La polizia kosovara sotto l'autorizzazione del Procuratore Speciale della Repubblica del Kosovo ha condotto un'operazione a Pristina il 30 giugno 2026, a seguito della quale sono stati sequestrati beni di 1m euro.
L'operazione è stata svolta sotto un'indagine sulla pulizia transatlantica del reddito generato dal traffico di droga, effettuata dalle autorità italiane e francesi coordinate da Europol e Eurojust, in stretta collaborazione con il Procuratore Speciale e la Polizia del Kosovo.
Inseder giornali riporta attraverso fonti all'interno del funzionamento che uno dei detenuti è Dohan Hasani.

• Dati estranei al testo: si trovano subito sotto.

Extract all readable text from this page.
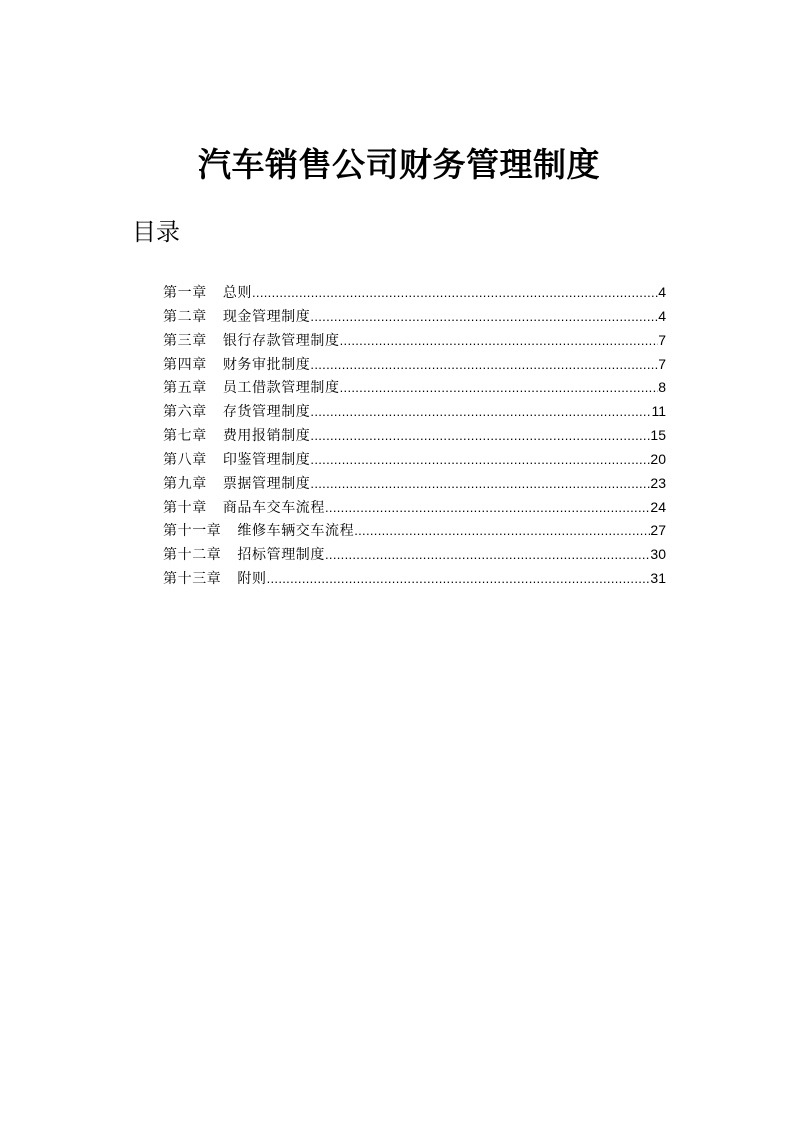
汽车销售公司财务管理制度
目录
第一章 总则 .....	4
第二章 现金管理制度 .....	4
第三章 银行存款管理制度 .....	7
第四章 财务审批制度 .....	7
第五章 员工借款管理制度 .....	8
第六章 存货管理制度 .....	11
第七章 费用报销制度 .....	15
第八章 印鉴管理制度 .....	20
第九章 票据管理制度 .....	23
第十章 商品车交车流程 .....	24
第十一章 维修车辆交车流程 .....	27
第十二章 招标管理制度 .....	30
第十三章 附则 .....	31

L'operazione rappresenta un'importante indagine che, nel settembre 2025, portò a congelare beni superiori ai 30 milioni di euro.
Nel cuore dell'operazione vi erano due cittadini del Kosovo che vivevano nella provincia di Alessandria. La coppia, ora sotto sorveglianza da parte dei procuratori italiani, è stata arrestata lo scorso settembre in Francia dopo essere stata fermata in un'auto - sul lato inferiore del veicolo, gli ufficiali hanno scoperto oltre 50kg di lingota d'oro di alta qualità. L'analisi dei documenti sequestrati e lo scambio di informazioni giudiziarie con le autorità kosovare hanno permesso a Guardia di Finanza di trovare e sigillare la cassaforte straniera della coppia, inclusi conti bancari, imprese, beni immobili e veicoli di lusso.

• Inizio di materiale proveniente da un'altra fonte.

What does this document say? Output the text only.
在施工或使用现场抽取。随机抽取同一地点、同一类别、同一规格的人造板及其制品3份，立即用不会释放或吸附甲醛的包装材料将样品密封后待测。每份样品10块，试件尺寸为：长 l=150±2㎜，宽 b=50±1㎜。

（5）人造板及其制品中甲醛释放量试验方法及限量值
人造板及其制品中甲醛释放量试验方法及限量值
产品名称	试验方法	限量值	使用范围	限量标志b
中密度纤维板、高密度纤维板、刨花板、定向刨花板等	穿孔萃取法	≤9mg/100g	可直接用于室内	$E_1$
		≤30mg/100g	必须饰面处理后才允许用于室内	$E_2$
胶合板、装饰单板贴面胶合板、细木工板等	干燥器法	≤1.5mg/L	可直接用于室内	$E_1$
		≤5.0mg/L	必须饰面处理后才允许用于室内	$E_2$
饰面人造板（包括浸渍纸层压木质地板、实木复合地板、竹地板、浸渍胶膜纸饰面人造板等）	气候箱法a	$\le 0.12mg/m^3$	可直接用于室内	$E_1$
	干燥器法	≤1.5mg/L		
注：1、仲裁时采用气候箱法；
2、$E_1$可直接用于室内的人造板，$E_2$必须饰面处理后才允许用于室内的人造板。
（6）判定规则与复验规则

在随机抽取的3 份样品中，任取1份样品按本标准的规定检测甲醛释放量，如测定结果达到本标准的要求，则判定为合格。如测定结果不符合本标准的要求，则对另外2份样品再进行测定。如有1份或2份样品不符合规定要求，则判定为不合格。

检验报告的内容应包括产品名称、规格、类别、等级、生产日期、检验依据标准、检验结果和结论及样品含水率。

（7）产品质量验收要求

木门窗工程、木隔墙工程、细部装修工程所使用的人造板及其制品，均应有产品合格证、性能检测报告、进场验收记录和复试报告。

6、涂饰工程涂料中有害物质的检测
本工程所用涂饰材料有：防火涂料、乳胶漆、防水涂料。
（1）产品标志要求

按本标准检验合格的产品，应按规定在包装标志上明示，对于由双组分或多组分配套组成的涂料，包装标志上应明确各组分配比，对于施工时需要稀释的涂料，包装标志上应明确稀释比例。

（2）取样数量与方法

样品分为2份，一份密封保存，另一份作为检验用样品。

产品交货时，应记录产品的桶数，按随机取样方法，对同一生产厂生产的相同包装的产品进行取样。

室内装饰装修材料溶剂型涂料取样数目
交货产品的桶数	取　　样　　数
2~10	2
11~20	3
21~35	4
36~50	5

L'indagine sui beni ha rivelato un sofisticato sistema di riciclaggio di denaro. Oltre dieci mesi, l'organizzazione è riuscita a raccogliere almeno 18 milioni di euro dai ricavi del traffico di droga in Francia. Il denaro Willing è stato gradualmente immagazzinato nella casa di due sospetti ad Alessandria e poi convertito in barre d'oro e fogli. Questa fase cruciale si è verificata grazie alla collaborazione di operatori specializzati nella fusione e lavorazione di metalli preziosi situati in tutto Lombardine e Piemte.
La trasformazione di cassa disponibile in oro serviva per prevenire il rilevamento di fondi illegali e per rendere il trasporto di capitali all'estero molto più sicuro, con spedizioni dirette non solo al Kosovo, ma anche alla Turchia e al Marocco.